Boundaries that define the “Job Market”
Four factors determine “market” for employee compensation:
- Geography- Inflation rates vary from country to country, depending on the economics of that country. Fast-growing economies such as China and India tend to have higher rates of inflation.
- Skills- Certain skills tend to be more in demand. Recently “Data Science” skills are in demand, which has resulted in better compensation for Data Scientists.
- Experience- A professional becomes better at his job as he gains more experience. This trend tends to taper off after seven years. At which point one can think of up-skilling to get a better job. The graph above shows how compensation reaches a limit after a few years in a job. The only way to break out to the next compensation level is by up-skilling to acquire a better job.
- Performance- If we do A/B/C grading for employee performance on the job, A-graders tend to do significantly better, and C-graders tend to do considerably worse than the average.

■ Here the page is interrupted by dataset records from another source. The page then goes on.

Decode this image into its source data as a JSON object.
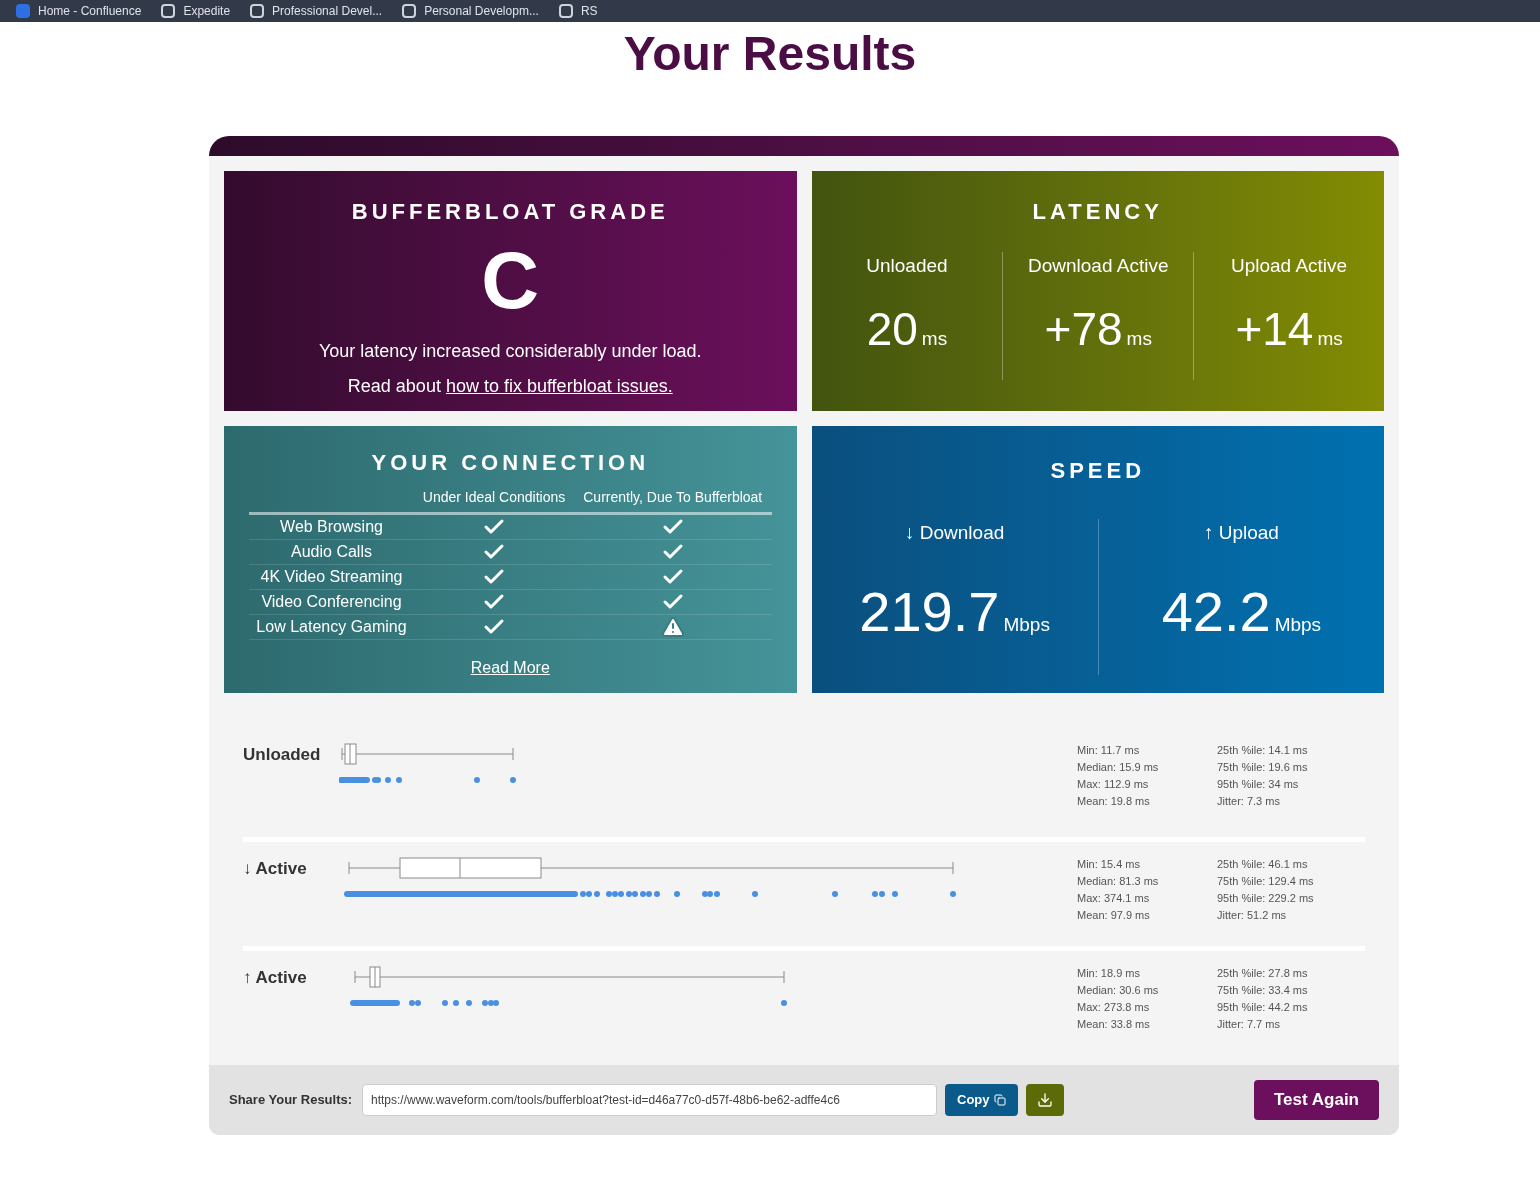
{
  "bookmarks": [
    {
      "label": "Home - Confluence",
      "kind": "app"
    },
    {
      "label": "Expedite",
      "kind": "folder"
    },
    {
      "label": "Professional Devel...",
      "kind": "folder"
    },
    {
      "label": "Personal Developm...",
      "kind": "folder"
    },
    {
      "label": "RS",
      "kind": "folder"
    }
  ],
  "title": "Your Results",
  "grade": {
    "heading": "BUFFERBLOAT GRADE",
    "grade": "C",
    "message": "Your latency increased considerably under load.",
    "read_prefix": "Read about",
    "link": "how to fix bufferbloat issues."
  },
  "latency": {
    "heading": "LATENCY",
    "columns": [
      {
        "label": "Unloaded",
        "value": "20",
        "unit": "ms"
      },
      {
        "label": "Download Active",
        "value": "+78",
        "unit": "ms"
      },
      {
        "label": "Upload Active",
        "value": "+14",
        "unit": "ms"
      }
    ]
  },
  "connection": {
    "heading": "YOUR CONNECTION",
    "columns": [
      "Under Ideal Conditions",
      "Currently, Due To Bufferbloat"
    ],
    "rows": [
      {
        "label": "Web Browsing",
        "ideal_ok": true,
        "current_ok": true
      },
      {
        "label": "Audio Calls",
        "ideal_ok": true,
        "current_ok": true
      },
      {
        "label": "4K Video Streaming",
        "ideal_ok": true,
        "current_ok": true
      },
      {
        "label": "Video Conferencing",
        "ideal_ok": true,
        "current_ok": true
      },
      {
        "label": "Low Latency Gaming",
        "ideal_ok": true,
        "current_ok": false
      }
    ],
    "link": "Read More"
  },
  "speed": {
    "heading": "SPEED",
    "columns": [
      {
        "label": "↓ Download",
        "value": "219.7",
        "unit": "Mbps"
      },
      {
        "label": "↑ Upload",
        "value": "42.2",
        "unit": "Mbps"
      }
    ]
  },
  "distributions": [
    {
      "label": "Unloaded",
      "stats_left": [
        "Min: 11.7 ms",
        "Median: 15.9 ms",
        "Max: 112.9 ms",
        "Mean: 19.8 ms"
      ],
      "stats_right": [
        "25th %ile: 14.1 ms",
        "75th %ile: 19.6 ms",
        "95th %ile: 34 ms",
        "Jitter: 7.3 ms"
      ]
    },
    {
      "label": "↓ Active",
      "stats_left": [
        "Min: 15.4 ms",
        "Median: 81.3 ms",
        "Max: 374.1 ms",
        "Mean: 97.9 ms"
      ],
      "stats_right": [
        "25th %ile: 46.1 ms",
        "75th %ile: 129.4 ms",
        "95th %ile: 229.2 ms",
        "Jitter: 51.2 ms"
      ]
    },
    {
      "label": "↑ Active",
      "stats_left": [
        "Min: 18.9 ms",
        "Median: 30.6 ms",
        "Max: 273.8 ms",
        "Mean: 33.8 ms"
      ],
      "stats_right": [
        "25th %ile: 27.8 ms",
        "75th %ile: 33.4 ms",
        "95th %ile: 44.2 ms",
        "Jitter: 7.7 ms"
      ]
    }
  ],
  "share": {
    "label": "Share Your Results:",
    "url": "https://www.waveform.com/tools/bufferbloat?test-id=d46a77c0-d57f-48b6-be62-adffe4c6",
    "copy": "Copy",
    "test_again": "Test Again"
  }
}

How to determine “market” compensation
We can practically determine the ruling market compensation by taking a small, randomly selected sample. The sample should be large enough so that it results in a bell-shaped frequency distribution. We sampled candidate data sourced from job portals, employee, and agency referrals for certain job skills and experience range in certain cities. Please refer to one such frequency distribution in the graph below. We observed that most samples resulted in a slightly right-skewed bell shape for sample sizes as small as 50!